Web lists-archives.com

Re: [RFC PATCH 4/7] dir: Directories should be checked for matching pathspecs too

On Thu, Apr 05, 2018 at 10:34:43AM -0700, Elijah Newren wrote:

> Even if a directory doesn't match a pathspec, it is possible, depending
> on the precise pathspecs, that some file underneath it might.  So we
> special case and recurse into the directory for such situations.  However,
> we previously always added any untracked directory that we recursed into
> to the list of untracked paths, regardless of whether the directory
> itself matched the pathspec.
> For the case of git-clean and a set of pathspecs of "dir/file" and "more",
> this caused a problem because we'd end up with dir entries for both of
>   "dir"
>   "dir/file"
> Then correct_untracked_entries() would try to helpfully prune duplicates
> for us by removing "dir/file" since it's under "dir", leaving us with
>   "dir"
> Since the original pathspec only had "dir/file", the only entry left
> doesn't match and leaves nothing to be removed.  (Note that if only one
> pathspec was specified, e.g. only "dir/file", then the common_prefix_len
> optimizations in fill_directory would cause us to bypass this problem,
> making it appear in simple tests that we could correctly remove manually
> specified pathspecs.)

It sounds like correct_untracked_entries() is doing the wrong thing, and
it should be aware of the pathspec-matching when culling entries.
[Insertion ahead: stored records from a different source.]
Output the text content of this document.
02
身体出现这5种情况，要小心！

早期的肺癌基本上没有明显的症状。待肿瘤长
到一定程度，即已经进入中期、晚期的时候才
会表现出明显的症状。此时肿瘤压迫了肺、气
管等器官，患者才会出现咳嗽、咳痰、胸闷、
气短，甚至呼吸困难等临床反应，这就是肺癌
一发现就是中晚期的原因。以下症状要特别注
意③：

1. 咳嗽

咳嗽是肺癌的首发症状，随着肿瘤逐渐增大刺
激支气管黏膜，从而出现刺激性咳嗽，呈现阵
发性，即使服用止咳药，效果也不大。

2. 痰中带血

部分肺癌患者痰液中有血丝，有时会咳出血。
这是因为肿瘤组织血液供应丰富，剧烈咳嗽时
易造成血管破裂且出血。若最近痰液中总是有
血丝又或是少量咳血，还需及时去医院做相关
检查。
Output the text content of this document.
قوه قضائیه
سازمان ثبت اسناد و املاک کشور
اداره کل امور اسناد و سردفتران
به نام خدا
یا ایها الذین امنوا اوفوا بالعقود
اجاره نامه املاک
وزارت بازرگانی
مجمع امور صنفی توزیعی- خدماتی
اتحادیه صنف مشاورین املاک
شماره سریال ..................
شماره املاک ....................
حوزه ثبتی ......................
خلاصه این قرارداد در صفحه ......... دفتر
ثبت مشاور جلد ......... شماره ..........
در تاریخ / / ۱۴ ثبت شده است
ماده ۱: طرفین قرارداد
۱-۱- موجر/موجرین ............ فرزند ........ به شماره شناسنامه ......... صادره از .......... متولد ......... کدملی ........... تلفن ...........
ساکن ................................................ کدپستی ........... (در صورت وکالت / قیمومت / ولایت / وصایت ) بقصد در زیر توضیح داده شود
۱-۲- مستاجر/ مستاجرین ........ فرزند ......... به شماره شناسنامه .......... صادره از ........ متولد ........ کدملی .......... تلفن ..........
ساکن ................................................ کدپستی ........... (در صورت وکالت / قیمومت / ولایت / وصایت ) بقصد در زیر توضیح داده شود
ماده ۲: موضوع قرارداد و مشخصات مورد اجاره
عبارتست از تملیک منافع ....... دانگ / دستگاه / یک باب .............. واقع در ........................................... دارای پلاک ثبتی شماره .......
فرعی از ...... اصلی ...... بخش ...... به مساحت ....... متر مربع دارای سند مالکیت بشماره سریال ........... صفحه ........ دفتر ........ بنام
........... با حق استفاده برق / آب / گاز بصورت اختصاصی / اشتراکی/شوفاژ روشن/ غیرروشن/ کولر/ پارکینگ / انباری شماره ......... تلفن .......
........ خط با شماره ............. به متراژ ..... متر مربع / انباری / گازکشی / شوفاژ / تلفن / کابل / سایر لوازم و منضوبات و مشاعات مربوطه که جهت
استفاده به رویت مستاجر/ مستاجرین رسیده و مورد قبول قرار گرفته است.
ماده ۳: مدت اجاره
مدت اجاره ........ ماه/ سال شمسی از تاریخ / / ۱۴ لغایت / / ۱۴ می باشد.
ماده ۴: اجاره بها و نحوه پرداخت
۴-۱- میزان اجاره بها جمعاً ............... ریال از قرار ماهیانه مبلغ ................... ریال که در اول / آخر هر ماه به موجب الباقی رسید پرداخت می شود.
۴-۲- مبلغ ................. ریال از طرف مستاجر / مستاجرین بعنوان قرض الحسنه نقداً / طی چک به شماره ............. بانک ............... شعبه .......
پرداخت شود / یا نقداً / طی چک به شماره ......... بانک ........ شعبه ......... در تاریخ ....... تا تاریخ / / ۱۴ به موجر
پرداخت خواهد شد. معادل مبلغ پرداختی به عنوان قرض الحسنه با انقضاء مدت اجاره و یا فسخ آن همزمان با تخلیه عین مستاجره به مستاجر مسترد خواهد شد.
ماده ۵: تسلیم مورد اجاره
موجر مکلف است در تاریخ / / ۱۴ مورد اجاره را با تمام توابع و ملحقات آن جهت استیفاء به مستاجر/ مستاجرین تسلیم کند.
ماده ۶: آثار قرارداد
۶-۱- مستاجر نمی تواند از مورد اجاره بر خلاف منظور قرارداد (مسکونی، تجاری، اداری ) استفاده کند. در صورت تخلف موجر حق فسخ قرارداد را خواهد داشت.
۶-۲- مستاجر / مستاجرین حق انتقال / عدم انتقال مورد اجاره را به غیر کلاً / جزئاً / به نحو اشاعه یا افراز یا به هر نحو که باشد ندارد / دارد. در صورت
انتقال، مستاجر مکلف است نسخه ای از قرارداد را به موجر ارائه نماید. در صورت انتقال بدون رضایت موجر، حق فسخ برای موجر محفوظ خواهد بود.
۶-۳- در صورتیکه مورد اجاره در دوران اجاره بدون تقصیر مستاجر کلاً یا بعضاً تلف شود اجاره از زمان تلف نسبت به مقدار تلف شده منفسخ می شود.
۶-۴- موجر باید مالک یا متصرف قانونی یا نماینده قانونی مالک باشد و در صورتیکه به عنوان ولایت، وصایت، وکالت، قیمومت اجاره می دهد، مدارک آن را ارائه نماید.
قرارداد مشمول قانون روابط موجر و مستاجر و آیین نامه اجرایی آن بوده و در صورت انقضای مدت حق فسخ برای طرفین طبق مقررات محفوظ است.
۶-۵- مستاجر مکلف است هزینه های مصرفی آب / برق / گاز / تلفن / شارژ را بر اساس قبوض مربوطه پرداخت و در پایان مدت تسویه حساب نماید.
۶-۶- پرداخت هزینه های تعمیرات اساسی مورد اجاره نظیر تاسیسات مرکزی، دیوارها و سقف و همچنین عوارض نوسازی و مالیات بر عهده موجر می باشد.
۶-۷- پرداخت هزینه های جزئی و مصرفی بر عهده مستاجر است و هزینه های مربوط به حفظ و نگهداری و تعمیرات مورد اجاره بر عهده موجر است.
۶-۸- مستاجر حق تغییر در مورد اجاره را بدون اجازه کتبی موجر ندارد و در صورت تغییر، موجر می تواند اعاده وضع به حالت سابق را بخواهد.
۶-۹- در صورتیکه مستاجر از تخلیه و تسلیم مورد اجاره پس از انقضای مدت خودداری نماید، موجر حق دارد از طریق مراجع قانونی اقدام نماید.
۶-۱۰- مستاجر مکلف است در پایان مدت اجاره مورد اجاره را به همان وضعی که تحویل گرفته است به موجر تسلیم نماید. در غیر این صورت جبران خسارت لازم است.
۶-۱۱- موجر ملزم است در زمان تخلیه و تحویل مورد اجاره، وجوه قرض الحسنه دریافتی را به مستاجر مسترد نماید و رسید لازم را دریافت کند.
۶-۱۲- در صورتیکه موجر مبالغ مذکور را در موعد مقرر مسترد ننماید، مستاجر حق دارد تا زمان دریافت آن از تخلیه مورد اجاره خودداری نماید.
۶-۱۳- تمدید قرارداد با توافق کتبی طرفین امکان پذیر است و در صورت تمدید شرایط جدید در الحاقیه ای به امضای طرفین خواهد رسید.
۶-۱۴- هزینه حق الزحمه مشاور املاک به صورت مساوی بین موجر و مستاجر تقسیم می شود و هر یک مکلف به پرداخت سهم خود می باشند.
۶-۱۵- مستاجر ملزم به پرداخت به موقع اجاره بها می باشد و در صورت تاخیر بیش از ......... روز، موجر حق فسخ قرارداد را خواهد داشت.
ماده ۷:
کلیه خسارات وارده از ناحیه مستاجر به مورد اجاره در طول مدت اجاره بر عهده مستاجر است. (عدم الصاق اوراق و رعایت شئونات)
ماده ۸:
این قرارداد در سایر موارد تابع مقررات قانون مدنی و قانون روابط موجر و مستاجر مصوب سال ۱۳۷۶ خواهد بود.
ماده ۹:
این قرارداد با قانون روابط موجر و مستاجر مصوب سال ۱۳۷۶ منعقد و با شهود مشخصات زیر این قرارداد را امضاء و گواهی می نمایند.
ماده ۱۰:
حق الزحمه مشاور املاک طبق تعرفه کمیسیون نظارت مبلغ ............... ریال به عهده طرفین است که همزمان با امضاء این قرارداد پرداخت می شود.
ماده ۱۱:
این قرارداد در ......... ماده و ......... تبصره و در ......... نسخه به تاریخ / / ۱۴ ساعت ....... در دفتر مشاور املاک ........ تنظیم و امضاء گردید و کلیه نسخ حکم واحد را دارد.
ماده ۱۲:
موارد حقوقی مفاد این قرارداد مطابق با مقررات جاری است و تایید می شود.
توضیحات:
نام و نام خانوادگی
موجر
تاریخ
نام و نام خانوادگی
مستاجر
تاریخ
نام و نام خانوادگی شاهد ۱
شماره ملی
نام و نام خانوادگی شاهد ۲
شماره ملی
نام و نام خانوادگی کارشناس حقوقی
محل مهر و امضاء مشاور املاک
In
other words, my understanding was that read_directory() does not
necessarily promise to cull fully (which is what led to cf424f5fd in the
first place), and callers are forced to apply their own pathspecs.

The distinction is academic for this particular bug, but it makes me
wonder if there are other cases where "clean" needs to be more careful
with what comes out of dir.c.